I should know, I sold ’em too. (Well, I sold a type of them when I was doing leases.)
Look, we all what the deal is: extended warranties are high dollar gambles that most often sit as piles of cash in a giant vault and the Scrooge McDucks that sell extended warranties just swim around in the money.
Last time I bought a laptop, I knew exactly what I wanted before going into the store. I went in, got a clerk to get me the laptop, and then braced myself for the silliness that would follow.
It was a dance: The clerk gave all the lines and I tried not to roll my eyes while I heard things like, “My customers are always glad to have it,” and “You just never know,” and my personal favorite: “more and more computers are breaking down these days.” Then I say no. Then they ostensibly go talk to their manager and come back with a slightly lower quote because they like me. Then I say no again and they wish me well and send me to the cashier.
Same thing happens when I rent a car. And when I buy one. And when I buy any major electronic equipment or appliance.
Sure, the money is good for the companies selling them but let’s face it, extended warranties are silly:
- They are rarely needed
- If a circumstance arises where they are needed, they are often forgotten
… they’re basically cash. And customers know it. So you either end up with a customer who begrudgingly pays, or you end up with a customer who chooses not to pay but is still annoyed anyway because they have to put up with the BS of the extended warranty sale pitch.
Every knows it’s just a bump in the price of whatever product you’re selling.
And if ever there was an opportunity for a company to innovate on the financial side of their products, extended warranties is the opportunity.
So, when I was bought a new freezer recently, I was pleasantly surprised…
I chose the freezer and braced myself for the inevitable extended warranty pitch.
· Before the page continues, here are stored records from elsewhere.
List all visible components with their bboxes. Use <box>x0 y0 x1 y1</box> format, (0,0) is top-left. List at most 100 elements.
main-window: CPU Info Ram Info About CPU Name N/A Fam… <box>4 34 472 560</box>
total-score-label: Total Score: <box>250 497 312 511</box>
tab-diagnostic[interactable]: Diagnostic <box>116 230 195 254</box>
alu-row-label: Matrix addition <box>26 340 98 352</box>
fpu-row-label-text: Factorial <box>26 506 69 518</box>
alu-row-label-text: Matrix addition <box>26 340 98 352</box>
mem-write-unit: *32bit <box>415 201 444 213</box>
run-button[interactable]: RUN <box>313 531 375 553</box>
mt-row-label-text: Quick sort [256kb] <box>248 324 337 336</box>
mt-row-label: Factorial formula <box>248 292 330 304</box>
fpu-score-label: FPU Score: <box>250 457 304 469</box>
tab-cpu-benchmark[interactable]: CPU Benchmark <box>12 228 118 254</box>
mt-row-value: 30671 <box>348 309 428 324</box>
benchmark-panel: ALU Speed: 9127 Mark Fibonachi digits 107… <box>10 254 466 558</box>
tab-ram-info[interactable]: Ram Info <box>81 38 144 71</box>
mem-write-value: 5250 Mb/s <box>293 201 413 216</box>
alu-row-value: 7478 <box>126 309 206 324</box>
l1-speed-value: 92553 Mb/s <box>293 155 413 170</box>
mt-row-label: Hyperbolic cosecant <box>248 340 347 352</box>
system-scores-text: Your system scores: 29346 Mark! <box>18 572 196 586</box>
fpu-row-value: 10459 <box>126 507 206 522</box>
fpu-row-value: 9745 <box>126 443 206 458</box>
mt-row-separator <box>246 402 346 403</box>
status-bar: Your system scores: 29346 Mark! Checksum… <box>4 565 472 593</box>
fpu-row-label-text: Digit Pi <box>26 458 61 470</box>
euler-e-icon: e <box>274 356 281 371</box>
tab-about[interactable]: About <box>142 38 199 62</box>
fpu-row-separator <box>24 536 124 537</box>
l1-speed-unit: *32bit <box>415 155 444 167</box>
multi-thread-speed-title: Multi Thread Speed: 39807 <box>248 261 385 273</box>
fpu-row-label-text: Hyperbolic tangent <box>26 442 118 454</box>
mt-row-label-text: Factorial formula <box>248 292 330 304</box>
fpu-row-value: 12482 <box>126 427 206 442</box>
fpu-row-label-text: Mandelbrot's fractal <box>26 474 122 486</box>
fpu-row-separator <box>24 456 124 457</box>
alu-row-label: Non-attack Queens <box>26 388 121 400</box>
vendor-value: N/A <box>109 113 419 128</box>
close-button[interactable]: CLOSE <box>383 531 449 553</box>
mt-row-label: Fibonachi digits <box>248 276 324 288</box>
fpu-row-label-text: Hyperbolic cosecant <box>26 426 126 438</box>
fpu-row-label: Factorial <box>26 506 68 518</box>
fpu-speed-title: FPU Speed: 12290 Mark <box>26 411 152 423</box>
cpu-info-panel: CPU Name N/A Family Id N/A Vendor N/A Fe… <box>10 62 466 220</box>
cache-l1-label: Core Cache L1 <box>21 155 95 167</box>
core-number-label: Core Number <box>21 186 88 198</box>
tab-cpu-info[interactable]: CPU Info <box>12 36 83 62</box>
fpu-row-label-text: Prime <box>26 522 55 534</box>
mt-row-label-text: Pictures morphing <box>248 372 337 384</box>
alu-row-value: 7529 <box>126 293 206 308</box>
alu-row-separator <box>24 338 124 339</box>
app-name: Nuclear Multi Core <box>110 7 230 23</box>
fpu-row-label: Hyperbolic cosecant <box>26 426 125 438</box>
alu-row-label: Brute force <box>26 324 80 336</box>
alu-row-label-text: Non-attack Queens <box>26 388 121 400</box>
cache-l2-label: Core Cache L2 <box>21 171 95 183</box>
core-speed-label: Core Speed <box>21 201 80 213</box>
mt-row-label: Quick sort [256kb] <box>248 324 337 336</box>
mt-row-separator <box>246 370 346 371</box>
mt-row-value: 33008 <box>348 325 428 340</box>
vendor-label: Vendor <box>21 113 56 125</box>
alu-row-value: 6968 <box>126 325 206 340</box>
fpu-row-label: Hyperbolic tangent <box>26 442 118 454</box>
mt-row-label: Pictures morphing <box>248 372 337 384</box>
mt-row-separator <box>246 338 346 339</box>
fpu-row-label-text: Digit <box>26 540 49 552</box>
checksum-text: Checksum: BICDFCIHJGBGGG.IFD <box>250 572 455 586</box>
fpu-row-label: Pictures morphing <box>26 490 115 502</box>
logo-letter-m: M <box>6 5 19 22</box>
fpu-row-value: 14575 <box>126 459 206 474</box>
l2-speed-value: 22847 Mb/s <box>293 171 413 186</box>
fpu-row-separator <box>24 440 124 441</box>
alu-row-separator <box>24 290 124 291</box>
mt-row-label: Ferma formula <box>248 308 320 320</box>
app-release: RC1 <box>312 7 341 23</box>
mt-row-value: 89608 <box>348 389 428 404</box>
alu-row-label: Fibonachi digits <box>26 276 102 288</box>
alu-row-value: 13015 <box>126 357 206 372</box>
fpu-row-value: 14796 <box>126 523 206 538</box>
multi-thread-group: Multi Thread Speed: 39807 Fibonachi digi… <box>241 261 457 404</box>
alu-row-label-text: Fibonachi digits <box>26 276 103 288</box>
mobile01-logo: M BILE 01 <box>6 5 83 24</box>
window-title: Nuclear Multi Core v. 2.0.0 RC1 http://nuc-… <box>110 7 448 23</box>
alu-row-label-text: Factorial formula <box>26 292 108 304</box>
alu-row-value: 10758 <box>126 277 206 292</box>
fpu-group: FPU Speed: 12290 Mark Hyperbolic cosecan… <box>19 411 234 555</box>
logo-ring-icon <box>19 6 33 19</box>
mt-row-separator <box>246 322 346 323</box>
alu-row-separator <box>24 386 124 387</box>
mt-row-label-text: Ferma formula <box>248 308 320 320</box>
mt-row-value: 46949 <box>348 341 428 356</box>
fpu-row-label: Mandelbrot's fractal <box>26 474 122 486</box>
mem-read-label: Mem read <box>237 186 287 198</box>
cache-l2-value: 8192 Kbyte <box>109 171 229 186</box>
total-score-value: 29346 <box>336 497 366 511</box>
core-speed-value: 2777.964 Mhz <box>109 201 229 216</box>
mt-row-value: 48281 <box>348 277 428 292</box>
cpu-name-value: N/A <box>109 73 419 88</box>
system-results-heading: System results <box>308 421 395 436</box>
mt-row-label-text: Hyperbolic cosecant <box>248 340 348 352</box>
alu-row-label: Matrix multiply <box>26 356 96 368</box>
I got ready to say “no” until the salesperson added: “If you don’t use it, you get 100% of it back.”
That changed everything.
… If I don’t use the extended warranty, I get 100% of it back.
It works like this: I pay now for the extended warranty coverage. The freezer is covered for 3 years from all the various things that the extended warranty covers. And at the end of 3 years, if I didn’t use it, I get the money back. (Mind you, I get them money back as a store credit.)
This is a small change but it’s huge. I think it’s smart. And I think more and more companies should adopt it as a strategy to sell their extended warranties.
- It’s still pure cash that piles up in your Scrooge McDuck vault so you can swim in it.
- A few people will use the warranty, most won’t.
- Those that don’t use the warranty feel like the store owes them money and will make a purchase at that store in three years.
So, this small change in extended warranties is a simple play to increase your income now but also lock in customers who will likely come back and purchase more. Because, chances are, if they have $50 or $100 or $500 that they think is owed to them by the store, they’ll purchase far more than that amount in a future purchase.
I’ve written before about how most guarantees are weak and I wished companies would give their guarantees some teeth. And this is a powerful extended warranty strategy that more companies should adopt.